Florida and the western states have a high proportion of loans in which mortgage holders pay only interest, not equity on their properties, which can result in foreclosures when interest rates rise. Adams anticipates that foreclosure rates will stabilize, and that foreclosures will continue to be an attractive investment vehicle. He predicts, "A cooling economy and slower housing market [will] force some people who purchased real estate using sub-prime mortgages to default on those loans in the months ahead."
Florida had the highest occurrence of foreclosure movement in September with approximately 28,000 properties entering some stage of the foreclosure process, accounting for 27 percent of the overall nationwide foreclosure activity. With one new foreclosure filing for every 254 households, the state's foreclosure rate was over four times the national average.
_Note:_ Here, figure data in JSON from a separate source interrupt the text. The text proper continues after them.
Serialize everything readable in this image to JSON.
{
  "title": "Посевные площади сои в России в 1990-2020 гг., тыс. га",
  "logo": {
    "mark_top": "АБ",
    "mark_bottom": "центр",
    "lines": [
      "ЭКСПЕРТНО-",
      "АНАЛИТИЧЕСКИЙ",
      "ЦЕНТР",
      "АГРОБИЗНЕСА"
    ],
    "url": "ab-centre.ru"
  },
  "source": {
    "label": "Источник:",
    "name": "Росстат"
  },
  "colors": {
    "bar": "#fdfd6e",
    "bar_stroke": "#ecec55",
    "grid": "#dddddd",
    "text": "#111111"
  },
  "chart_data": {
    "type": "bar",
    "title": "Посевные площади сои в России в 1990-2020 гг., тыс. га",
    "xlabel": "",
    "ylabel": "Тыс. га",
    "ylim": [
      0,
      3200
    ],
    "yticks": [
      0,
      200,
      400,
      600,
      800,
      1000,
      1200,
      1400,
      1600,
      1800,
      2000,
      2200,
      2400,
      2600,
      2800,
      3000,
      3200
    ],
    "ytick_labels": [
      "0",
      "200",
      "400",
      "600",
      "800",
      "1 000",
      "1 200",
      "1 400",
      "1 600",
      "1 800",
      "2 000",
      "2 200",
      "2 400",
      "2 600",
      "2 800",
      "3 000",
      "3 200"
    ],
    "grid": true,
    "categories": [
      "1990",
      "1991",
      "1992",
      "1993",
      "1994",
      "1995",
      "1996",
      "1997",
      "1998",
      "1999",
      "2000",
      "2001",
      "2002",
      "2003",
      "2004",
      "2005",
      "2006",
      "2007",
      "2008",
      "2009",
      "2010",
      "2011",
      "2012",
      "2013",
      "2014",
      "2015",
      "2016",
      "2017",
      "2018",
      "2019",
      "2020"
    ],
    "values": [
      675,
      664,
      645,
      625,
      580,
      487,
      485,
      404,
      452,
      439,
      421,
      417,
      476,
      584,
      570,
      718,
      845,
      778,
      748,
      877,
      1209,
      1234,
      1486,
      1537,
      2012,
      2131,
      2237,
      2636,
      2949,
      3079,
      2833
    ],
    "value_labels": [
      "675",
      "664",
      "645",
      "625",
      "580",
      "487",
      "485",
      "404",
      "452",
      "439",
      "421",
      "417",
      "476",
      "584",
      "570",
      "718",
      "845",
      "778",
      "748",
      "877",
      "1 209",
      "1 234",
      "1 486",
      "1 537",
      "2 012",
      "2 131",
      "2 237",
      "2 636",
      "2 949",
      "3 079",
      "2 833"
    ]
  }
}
California ranked second with approximately 17,000 foreclosures entering some stage of the foreclosure process, or one foreclosure for every 712 households in the state. The state's foreclosure activity represents a 37 percent increase from the previous month, and a 44 percent increase in Q3 compared with Q2.
Texas recorded nearly 9,000 foreclosures entering some stage of the process, or one foreclosure for every 920 households in the state. Colorado posted an estimated 7,000 foreclosure listings, or one foreclosure for every 266 households. While both Texas and California recorded high levels of overall foreclosure activity, Texas actually slowed down compared to last month, posting a 38 percent decrease in foreclosure activity, while Colorado accelerated slightly, posting a 13 percent increase in activity compared to last month.
Many States Continue to Post Significant Increases
Several states throughout the U.S. continued to show an increase in month over month foreclosure activity, some of which posted an increase during each of the last three months.
Kentucky's foreclosure activity increased by roughly three percent in September compared with August, bringing the number of foreclosure filings in the Bluegrass State to a monthly high of just over 900. This marks the third successive month in a row that the number of foreclosure filings has increased in Kentucky, bringing the saturation rank to approximately one foreclosure in every 1,900 households.
Missouri's activity also increased for the third time in as many months to a total of over 1,700 foreclosure filings in the month of September, a 29 percent increase over the previous month. As the 21st biggest state in the U.S. and the 16th most populous state, Missouri posted an estimated one foreclosure filing for every 1,750 households.
The foreclosure rate in Nevada behaved much like the rates in Kentucky and Missouri, whereby Nevada posted its third straight monthly foreclosure activity increase, and a 42 percent increase over last month's activity. Not all states, however, posted increased foreclosure activity numbers.
Arizona and Illinois both returned to lower foreclosure activity rates that were more consistent with rates that were seen at the onset of Q3, whereby Arizona leveled off in September, and Illinois decreased around 7.5 percent compared with August, but increased 12 percent compared with the June/July period.
And More to Come ...
Industry forecasters recently estimated that more than $200 billion worth of adjustable rate mortgages will "reset" at higher rates in 2006 and over $1 trillion will reset in 2007. This situation, compounded by the expected slowing of the economy and the housing market, which according the National Association of Realtors includes a growing inventory of unsold homes, may edge more homeowners into the foreclosure process.